Do you know another way I can use to get the doc page count that could be more efficient? I am using the last version of Aspose.Words?

Thanks in advance!

AndreyN · August 8, 2011, 1:19pm

Hello
Thanks for your request. Memory usage depends on document size, format and document’s content. Usually Aspose.Words needs few times more memory than document size to build model of the document in memory.
Also, I would like to say that producing huge MS Word documents is not very good practice. Ms Word does not like huge documents. Usually it takes a lot of time to open such documents in MS Word and sometimes MS Word just hangs. Normal size of MS Word documents is 100 – 200 pages.
But in the meantime the only way you can process really big documents if you give more heap space to your Java virtual machine. Aspose.Words will take loads of memory when loading the document, but when you finished processing the document, all memory will be released and garbage collected quickly. So it will be only a short spike of high memory use.
Best regards,

alegr44 · August 15, 2011, 1:47pm

Hello Andrey,

I have this exact problem. Sadly our business force us to manage this kind of documents. Is there another way to get the page count of a word document? We need this number not only to transform the document to PDF, we can also to prevent the system to manage documents too big and giving OUT OF MEMORY Errors.

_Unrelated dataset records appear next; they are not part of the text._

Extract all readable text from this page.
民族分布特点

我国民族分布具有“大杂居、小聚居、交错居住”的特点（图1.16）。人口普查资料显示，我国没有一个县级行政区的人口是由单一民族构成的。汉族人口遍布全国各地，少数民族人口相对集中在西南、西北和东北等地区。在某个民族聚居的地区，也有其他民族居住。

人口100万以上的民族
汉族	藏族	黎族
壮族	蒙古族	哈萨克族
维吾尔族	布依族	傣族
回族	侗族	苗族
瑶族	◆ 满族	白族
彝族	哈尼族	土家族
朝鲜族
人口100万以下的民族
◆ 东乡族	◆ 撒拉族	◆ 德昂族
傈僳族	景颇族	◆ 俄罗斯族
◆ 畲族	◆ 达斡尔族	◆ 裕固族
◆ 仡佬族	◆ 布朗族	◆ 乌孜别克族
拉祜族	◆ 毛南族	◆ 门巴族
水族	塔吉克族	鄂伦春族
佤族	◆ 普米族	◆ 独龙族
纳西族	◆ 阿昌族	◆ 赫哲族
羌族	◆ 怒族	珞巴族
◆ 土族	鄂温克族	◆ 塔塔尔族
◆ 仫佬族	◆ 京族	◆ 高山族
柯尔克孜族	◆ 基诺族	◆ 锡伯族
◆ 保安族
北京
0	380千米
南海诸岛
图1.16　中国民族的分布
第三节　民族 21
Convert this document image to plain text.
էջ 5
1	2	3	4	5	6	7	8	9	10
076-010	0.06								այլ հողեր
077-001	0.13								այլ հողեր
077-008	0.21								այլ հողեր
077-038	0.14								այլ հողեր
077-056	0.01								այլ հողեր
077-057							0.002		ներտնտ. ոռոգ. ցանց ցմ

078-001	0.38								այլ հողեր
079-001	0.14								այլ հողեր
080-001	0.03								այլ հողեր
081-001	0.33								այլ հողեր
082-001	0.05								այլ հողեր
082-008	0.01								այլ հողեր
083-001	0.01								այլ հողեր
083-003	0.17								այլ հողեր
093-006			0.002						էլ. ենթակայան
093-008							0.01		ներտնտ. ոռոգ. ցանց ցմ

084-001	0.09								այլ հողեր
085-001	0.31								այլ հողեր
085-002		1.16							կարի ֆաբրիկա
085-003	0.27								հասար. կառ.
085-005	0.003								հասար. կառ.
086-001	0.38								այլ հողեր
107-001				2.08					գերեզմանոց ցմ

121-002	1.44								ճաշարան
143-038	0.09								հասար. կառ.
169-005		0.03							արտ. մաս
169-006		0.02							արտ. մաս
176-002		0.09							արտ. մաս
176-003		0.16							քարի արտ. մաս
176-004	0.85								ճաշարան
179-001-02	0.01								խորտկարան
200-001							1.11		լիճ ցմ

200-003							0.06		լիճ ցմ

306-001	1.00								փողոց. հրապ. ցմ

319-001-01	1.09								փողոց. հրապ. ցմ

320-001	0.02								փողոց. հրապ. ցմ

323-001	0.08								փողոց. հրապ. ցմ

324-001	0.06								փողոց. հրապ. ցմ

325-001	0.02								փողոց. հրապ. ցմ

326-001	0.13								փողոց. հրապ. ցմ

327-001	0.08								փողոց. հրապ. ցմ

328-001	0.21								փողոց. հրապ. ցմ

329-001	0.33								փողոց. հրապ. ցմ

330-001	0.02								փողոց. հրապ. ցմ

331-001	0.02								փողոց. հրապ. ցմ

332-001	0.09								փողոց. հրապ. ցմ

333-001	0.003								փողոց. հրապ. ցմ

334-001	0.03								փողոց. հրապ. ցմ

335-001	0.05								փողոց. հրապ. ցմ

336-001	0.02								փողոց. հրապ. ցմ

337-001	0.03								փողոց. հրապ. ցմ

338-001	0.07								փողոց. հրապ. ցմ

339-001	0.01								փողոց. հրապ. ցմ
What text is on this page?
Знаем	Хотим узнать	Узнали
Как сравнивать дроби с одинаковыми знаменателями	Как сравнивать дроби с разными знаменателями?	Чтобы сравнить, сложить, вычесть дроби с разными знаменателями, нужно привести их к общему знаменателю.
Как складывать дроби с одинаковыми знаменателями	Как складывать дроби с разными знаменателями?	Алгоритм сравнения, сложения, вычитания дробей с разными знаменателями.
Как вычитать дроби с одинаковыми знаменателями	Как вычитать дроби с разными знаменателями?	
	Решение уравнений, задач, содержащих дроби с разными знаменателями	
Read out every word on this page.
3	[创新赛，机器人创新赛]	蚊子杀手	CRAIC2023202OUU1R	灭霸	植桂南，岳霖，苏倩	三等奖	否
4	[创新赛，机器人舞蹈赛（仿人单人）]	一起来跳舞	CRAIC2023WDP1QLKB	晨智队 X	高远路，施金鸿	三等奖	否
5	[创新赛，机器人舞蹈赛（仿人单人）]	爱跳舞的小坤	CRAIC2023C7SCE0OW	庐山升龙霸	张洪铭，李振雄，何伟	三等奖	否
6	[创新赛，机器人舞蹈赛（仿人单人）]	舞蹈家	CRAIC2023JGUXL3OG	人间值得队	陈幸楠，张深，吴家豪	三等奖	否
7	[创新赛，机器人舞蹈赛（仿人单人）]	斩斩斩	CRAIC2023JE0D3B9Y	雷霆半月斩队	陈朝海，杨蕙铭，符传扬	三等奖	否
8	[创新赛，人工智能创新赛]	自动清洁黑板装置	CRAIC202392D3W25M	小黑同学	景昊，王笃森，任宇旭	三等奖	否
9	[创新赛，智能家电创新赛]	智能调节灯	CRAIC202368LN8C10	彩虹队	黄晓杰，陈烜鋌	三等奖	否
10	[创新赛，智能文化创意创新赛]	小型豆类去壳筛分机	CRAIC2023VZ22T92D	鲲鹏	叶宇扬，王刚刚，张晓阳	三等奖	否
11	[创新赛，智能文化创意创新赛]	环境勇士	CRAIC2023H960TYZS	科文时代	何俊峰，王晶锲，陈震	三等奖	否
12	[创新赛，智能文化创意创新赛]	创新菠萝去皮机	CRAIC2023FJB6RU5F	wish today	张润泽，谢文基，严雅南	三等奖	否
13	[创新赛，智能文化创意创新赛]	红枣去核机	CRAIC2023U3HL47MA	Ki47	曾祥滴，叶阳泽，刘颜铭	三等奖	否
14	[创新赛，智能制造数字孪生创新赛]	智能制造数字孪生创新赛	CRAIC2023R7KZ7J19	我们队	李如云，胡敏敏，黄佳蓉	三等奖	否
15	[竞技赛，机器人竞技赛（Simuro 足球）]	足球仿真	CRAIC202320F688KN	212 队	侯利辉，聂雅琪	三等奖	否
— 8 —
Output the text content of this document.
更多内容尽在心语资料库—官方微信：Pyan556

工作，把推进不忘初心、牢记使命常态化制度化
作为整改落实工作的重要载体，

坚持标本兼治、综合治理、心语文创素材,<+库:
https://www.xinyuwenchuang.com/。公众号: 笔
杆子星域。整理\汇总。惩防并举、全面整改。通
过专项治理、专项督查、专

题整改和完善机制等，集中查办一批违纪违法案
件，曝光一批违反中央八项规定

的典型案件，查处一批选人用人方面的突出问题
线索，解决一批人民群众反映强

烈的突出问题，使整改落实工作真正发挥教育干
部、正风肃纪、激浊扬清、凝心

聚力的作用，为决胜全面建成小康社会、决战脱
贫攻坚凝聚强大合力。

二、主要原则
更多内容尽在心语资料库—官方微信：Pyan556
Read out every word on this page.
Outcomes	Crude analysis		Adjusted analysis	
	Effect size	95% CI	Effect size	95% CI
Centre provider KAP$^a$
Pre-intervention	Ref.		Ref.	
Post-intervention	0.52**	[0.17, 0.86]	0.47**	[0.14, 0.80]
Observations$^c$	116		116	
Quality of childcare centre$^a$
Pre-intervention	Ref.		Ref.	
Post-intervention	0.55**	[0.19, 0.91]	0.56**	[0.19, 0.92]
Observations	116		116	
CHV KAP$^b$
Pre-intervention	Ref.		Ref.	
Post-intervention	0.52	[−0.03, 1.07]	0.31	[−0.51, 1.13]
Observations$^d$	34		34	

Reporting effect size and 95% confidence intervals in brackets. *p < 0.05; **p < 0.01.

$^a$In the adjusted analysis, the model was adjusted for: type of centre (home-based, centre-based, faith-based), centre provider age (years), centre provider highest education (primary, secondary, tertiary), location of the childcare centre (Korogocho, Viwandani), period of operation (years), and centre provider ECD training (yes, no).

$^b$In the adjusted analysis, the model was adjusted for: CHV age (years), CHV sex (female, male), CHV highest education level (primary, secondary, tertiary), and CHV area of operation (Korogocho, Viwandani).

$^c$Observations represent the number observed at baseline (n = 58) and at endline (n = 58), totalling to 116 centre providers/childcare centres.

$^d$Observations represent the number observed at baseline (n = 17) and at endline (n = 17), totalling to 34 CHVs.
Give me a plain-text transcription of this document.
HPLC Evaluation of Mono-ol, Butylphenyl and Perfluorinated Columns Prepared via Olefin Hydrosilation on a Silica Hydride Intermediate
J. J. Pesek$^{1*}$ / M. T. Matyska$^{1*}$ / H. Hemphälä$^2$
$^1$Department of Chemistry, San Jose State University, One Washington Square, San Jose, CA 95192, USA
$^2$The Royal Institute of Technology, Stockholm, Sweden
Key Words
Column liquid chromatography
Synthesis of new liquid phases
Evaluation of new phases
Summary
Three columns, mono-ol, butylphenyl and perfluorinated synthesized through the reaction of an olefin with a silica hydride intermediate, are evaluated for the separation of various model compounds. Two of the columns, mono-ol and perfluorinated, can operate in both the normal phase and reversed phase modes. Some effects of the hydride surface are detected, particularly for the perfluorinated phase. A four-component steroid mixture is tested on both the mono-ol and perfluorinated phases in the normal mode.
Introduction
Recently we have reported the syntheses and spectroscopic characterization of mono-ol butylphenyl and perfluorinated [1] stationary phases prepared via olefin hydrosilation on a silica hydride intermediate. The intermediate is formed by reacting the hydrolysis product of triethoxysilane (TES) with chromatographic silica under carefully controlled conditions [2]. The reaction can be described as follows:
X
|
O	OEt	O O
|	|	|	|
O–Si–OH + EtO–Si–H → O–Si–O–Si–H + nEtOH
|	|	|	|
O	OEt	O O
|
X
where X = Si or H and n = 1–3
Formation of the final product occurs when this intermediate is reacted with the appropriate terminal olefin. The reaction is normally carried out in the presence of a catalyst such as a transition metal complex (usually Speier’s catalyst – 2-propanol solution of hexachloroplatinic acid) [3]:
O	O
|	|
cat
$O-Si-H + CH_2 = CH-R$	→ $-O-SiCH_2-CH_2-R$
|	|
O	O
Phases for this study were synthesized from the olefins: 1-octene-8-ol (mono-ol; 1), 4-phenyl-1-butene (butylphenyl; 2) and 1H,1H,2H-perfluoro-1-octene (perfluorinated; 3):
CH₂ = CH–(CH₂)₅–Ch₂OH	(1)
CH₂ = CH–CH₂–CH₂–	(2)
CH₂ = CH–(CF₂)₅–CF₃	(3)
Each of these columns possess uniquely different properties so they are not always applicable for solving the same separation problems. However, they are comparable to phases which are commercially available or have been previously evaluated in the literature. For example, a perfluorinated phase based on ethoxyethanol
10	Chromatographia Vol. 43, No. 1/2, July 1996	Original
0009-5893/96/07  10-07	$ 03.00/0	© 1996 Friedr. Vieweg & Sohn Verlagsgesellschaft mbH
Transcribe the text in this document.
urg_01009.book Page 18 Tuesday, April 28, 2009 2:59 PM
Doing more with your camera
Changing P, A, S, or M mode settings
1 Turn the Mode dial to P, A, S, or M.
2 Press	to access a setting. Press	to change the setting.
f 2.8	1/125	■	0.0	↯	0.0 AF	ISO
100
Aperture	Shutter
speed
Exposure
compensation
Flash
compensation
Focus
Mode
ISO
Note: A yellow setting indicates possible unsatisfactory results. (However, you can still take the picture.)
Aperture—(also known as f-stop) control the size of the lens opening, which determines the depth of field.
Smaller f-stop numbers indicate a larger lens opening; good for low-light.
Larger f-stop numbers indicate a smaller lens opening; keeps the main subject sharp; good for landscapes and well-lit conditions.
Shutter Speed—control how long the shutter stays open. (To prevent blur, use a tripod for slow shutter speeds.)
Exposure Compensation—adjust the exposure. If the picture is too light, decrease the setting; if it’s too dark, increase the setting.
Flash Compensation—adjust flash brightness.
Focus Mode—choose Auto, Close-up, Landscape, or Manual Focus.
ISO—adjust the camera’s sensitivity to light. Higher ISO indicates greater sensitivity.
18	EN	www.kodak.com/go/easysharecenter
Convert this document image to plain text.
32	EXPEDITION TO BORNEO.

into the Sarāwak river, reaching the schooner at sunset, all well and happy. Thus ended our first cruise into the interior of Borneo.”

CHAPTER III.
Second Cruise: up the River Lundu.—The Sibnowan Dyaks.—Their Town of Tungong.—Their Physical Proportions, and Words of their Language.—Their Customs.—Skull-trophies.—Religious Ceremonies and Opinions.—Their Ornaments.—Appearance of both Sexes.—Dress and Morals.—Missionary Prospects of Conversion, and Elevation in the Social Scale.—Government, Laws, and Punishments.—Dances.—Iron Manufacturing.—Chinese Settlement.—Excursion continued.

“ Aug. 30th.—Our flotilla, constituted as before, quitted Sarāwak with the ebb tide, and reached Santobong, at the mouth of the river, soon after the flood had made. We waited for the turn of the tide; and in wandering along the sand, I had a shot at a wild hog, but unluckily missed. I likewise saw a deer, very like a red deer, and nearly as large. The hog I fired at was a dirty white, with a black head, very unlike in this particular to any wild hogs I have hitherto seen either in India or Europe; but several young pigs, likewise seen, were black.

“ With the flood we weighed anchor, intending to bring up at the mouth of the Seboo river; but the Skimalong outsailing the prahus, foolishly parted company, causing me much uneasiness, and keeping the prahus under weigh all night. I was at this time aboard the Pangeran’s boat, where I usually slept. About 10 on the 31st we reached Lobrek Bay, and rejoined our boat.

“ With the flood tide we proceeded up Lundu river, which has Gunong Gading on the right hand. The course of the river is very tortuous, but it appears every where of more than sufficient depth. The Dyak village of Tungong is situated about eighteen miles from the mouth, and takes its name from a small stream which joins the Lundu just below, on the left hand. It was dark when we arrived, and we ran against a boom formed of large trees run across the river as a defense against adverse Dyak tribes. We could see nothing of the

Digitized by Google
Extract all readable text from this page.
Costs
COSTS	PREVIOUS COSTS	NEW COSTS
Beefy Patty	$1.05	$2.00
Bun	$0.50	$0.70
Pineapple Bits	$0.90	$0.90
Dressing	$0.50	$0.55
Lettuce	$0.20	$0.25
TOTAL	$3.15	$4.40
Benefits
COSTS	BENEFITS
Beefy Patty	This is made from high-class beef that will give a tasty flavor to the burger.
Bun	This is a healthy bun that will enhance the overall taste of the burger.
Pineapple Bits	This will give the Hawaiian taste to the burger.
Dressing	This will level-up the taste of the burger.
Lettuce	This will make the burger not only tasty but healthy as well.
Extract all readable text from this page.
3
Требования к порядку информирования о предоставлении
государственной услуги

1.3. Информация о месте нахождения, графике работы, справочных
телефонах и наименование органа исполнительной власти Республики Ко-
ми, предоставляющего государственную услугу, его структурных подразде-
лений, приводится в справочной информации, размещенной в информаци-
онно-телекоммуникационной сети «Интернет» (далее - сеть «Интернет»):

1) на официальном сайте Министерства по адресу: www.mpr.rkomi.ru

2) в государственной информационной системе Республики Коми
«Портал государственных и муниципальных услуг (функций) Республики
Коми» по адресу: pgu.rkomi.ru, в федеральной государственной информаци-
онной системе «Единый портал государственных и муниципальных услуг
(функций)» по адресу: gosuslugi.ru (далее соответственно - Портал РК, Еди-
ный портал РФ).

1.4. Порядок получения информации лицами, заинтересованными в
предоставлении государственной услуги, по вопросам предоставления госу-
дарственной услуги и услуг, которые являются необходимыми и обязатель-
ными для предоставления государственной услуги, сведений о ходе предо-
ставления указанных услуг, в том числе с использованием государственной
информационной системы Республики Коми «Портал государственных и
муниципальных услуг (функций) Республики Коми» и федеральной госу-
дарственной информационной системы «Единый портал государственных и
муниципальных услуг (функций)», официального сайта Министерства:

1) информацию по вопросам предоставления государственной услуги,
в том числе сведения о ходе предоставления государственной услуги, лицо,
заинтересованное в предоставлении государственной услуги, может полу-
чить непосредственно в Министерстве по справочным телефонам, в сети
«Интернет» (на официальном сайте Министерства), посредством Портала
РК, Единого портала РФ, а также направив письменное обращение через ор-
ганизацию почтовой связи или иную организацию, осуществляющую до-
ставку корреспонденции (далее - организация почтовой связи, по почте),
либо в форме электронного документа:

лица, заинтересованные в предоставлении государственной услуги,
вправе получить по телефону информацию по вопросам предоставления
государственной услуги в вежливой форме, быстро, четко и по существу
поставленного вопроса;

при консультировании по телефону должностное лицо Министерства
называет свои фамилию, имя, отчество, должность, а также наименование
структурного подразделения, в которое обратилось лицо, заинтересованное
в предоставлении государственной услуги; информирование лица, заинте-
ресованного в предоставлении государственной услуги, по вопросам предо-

Do you have another solution, like split a word document in several documents of 200 pages for example?

Any workaround is accepted, but please, don’t tell me to put more memory, my concern is how much time it takes to launch the exception. If we can get the number of pages of a document, we can manage the transformation or even say to the user that the document is too big without waiting for the Out of Memory.

Thanks very much in advance.

Best regards

Alejandro

AndreyN · August 15, 2011, 2:09pm

Hi Alejandro,
Thanks for your inquiry. Could you please attach the document you are getting problem with? I will check it on my side and provide you more information.
Best regards,

alegr44 · August 15, 2011, 2:31pm

Hi Andrey,

Thanks for you rapid answer. The problem is that the document is generated dynamically by the application, and when we try to save it we got the Out of memory exception (it has 2.000 pages), but what sound I little crazy is that we can generate the PDF of this same document.

More than 2.000 pages is not possible (we can’t get the pageCount), the application crashes. We are willing to set a max number of page, I mean, a document of more than 2.000 It’s kind a crazy, but right now, with Aspose we don’t know if a document has more than 2.000 pages, because the method getPageCount() is the one that throw the exception. Do you know any other way to get this page count?

The document basically is a big table with 2 columns. We already had taken in consideration all the ways to modify the template (multiple columns per page, small font, single space, etc etc)…

Any other information that you need, please let me know.

Thanks in advance for your help

Best regards

Alejandro

adam.skelton · August 15, 2011, 6:16pm

Hi Alejandro,
Thanks for your inquiry.
I’m afraid calculating the number of pages of a document requires building the page layout in memory. With very large documents this of course takes a while and may even pose the risk of the application running out of memory in the process.
If you only need to know the approximate number of pages then you may want to use the code below instead to predict this based off the number of paragraphs in the document. You will need to calculate the magic number on your side based off an existing document that you have generated.

int predictedPageCount = doc.getChildNodes(NodeType.PARAGRAPH, true).getCount() / magicNumber;

Thanks,